There aren't many details beyond that, though Bloomberg's Mark Gurman contends that the shift to these Google chats happened after Apple couldn't reach financial terms with Anthropic (maker of Claude AI).

The possibility of Apple using Gemini's much more accomplished generative AI and one of its models (Gemini Pro, Flash, Lite?) to bring the conversational intelligence lacking in Siri would immediately transform Apple's nearly 15-year-old digital assistant into a more able AI tool, but it would also mean that Apple is ceding control in what is a key digital arms race.

How we got here

While working with third parties has always been a part of Apple Intelligence's strategy, Apple's CEO Tim Cook and the company's development leadership have never mentioned ingesting someone else's generative AI models. It's also a fact that Apple Intelligence's rollout has not gone exactly according to plan.

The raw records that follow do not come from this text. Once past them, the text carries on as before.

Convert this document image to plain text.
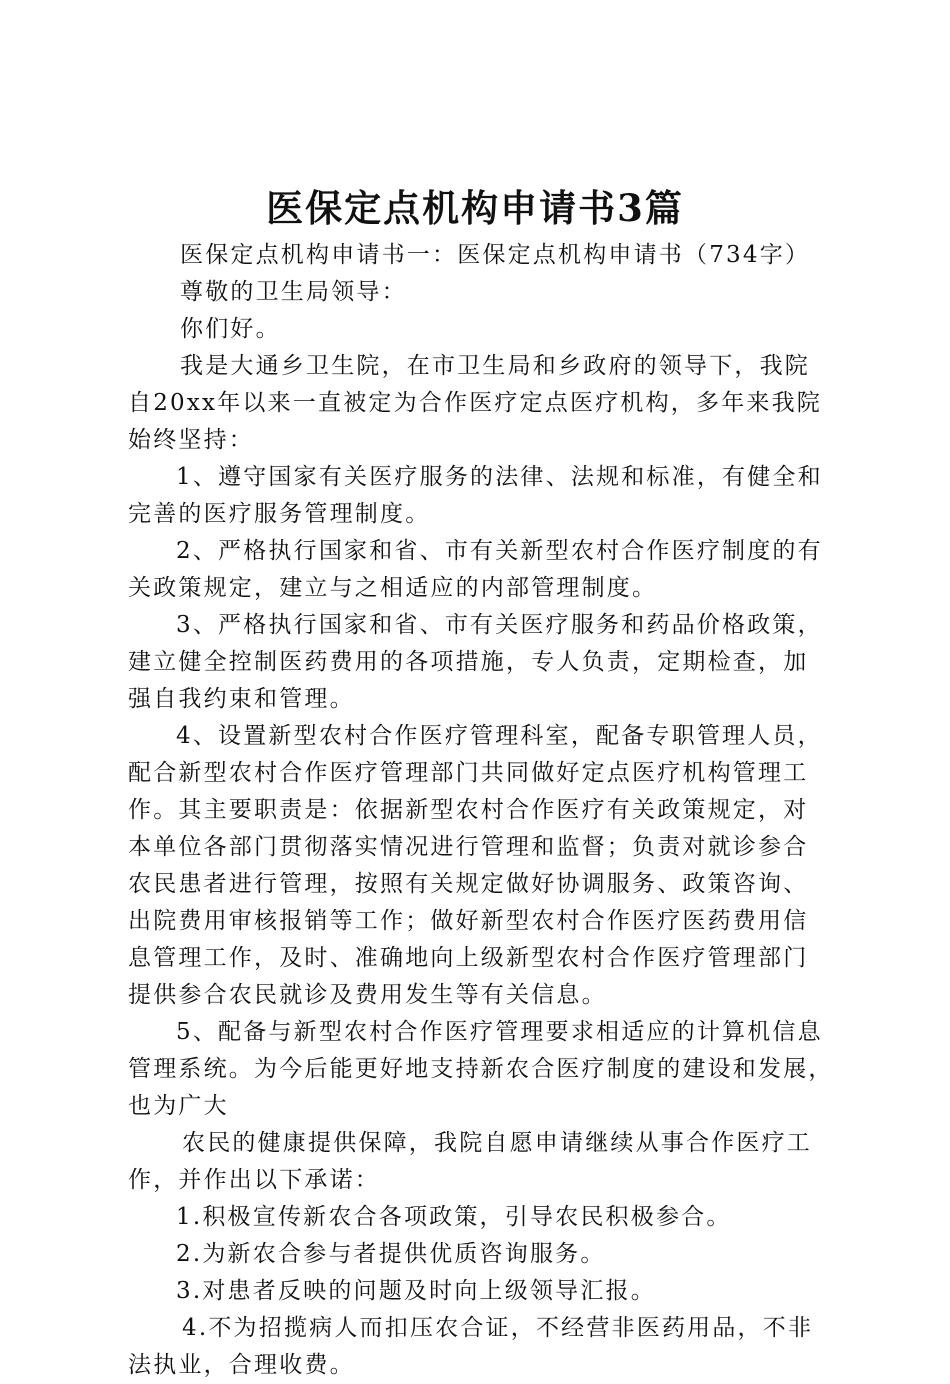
医保定点机构申请书3篇
医保定点机构申请书一：医保定点机构申请书（734字）
尊敬的卫生局领导：
你们好。
我是大通乡卫生院，在市卫生局和乡政府的领导下，我院
自20xx年以来一直被定为合作医疗定点医疗机构，多年来我院
始终坚持：
1、遵守国家有关医疗服务的法律、法规和标准，有健全和
完善的医疗服务管理制度。
2、严格执行国家和省、市有关新型农村合作医疗制度的有
关政策规定，建立与之相适应的内部管理制度。
3、严格执行国家和省、市有关医疗服务和药品价格政策，
建立健全控制医药费用的各项措施，专人负责，定期检查，加
强自我约束和管理。
4、设置新型农村合作医疗管理科室，配备专职管理人员，
配合新型农村合作医疗管理部门共同做好定点医疗机构管理工
作。其主要职责是：依据新型农村合作医疗有关政策规定，对
本单位各部门贯彻落实情况进行管理和监督；负责对就诊参合
农民患者进行管理，按照有关规定做好协调服务、政策咨询、
出院费用审核报销等工作；做好新型农村合作医疗医药费用信
息管理工作，及时、准确地向上级新型农村合作医疗管理部门
提供参合农民就诊及费用发生等有关信息。
5、配备与新型农村合作医疗管理要求相适应的计算机信息
管理系统。为今后能更好地支持新农合医疗制度的建设和发展，
也为广大
农民的健康提供保障，我院自愿申请继续从事合作医疗工
作，并作出以下承诺：
1.积极宣传新农合各项政策，引导农民积极参合。
2.为新农合参与者提供优质咨询服务。
3.对患者反映的问题及时向上级领导汇报。
4.不为招揽病人而扣压农合证，不经营非医药用品，不非
法执业，合理收费。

(Image credit: Shutterstock)

In TechRadar's conversation at WWDC 2025 with Apple's Senior Vice President of Software Engineering Craig Federighi, who is also now running Apple's AI development efforts, he explained why the company hadn't delivered full Apple Intelligence and a smarter Siri on time. After struggling to get V1 architecture working as they wanted to, Apple had a decision to make:

"...fundamentally, we found that the limitations of the V1 architecture weren't getting us to the quality level that we knew our customers needed and expected." He added, "As soon as we realized that [...] we let the world know that we weren't going to be able to put that out, and we were going to keep working on really shifting to the new architecture and releasing something."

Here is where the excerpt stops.